Q. what has 2 legs and can't walk A. a paraplegic

Why did the monkey fall out of the tree? It was dead.

roses are black, violets are black, im sleeping

Knock Knock Whos there? Its dad mom died....

A Horse walks into a bar. Everyone dies

How come the twin boys wanted to climb a tree for fun today? Because They both wanted to commit suicide...

im dylan, i wank over teabaging people on cod

yo momma is so tall shes tall

When life gives you lemons, make lemonade.

Jesus Christ walks into a Hotel.. he hands the Inn keeper 3 nails and says " Hey..can you put me UP for the night?"

What does a tree do all day? Boredom

hi

There are four worms moving in a straight line, one in front of the other. The first worm says, "Hey, there's a worm walking behind me!" The second worm says, "Hey, there's a worm walking behind me, too!" The third worm says, "Hey, there's a worm walking behind me, too!" The third worm says, "Hey, there's a worm walking behind me, too!" How can this be? ...the fourth worm lied.

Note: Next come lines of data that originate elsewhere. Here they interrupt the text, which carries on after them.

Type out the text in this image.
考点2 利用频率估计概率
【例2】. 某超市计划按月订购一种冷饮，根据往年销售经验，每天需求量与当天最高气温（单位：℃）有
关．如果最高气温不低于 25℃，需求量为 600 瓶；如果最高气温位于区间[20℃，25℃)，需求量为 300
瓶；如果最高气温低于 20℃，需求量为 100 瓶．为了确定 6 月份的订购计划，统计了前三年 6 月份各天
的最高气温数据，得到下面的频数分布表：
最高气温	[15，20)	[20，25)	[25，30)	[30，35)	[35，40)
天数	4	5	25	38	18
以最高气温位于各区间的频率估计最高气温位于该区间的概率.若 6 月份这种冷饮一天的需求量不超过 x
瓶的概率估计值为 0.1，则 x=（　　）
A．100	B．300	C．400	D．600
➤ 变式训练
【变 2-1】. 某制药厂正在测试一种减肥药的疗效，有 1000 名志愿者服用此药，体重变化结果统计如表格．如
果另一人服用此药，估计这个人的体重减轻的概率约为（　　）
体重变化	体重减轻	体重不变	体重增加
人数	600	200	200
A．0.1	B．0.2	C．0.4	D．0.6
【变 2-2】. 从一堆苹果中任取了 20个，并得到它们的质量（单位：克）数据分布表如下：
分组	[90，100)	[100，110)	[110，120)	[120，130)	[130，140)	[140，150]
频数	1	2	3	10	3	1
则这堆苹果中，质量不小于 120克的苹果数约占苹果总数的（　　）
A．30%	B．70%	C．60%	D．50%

N****R = nice israeli girl great education rich

what do you call a jewish ladies boob? a joob

What do you call a teacher that gets wasted? A wasted teacher.

A dog walks into a bar and falls on his butt beacause dogs cant walk.

Water, please.

An Englishman, an Irishman and a Scotsman all walked into a bar. But, the bartender was not happy, as he had noticed that each of them were wearing tops with rude slogans on them. The Bartender said to the Englishman, "you do know that your t-shirt isn't suitable for the children in here, don't you?" "Oh," said the Englishman, "I'm sorry, I'll go home to change it at once." Next, came the Irishman, who's top was slightly worse than the Englishman's. The bartender said to the Irishman, "you do know that the joke on your jumper is sexist, don't you?" "Oh," said the Irishman, "I'm sorry, I'll go home and change it at once." Last, was the Scotsman. The Scotsman's top was particularly bad, and the bartender especially did not want this top to be seen in his bar. So, the bartender said to the Scotsman, "you do know that the slogan on your cardigan is racist, don't you?" "Oh," said the scotsman, "I'll go home and change it at once."

Why is the child screaming? Because he just woke up from a bad dream.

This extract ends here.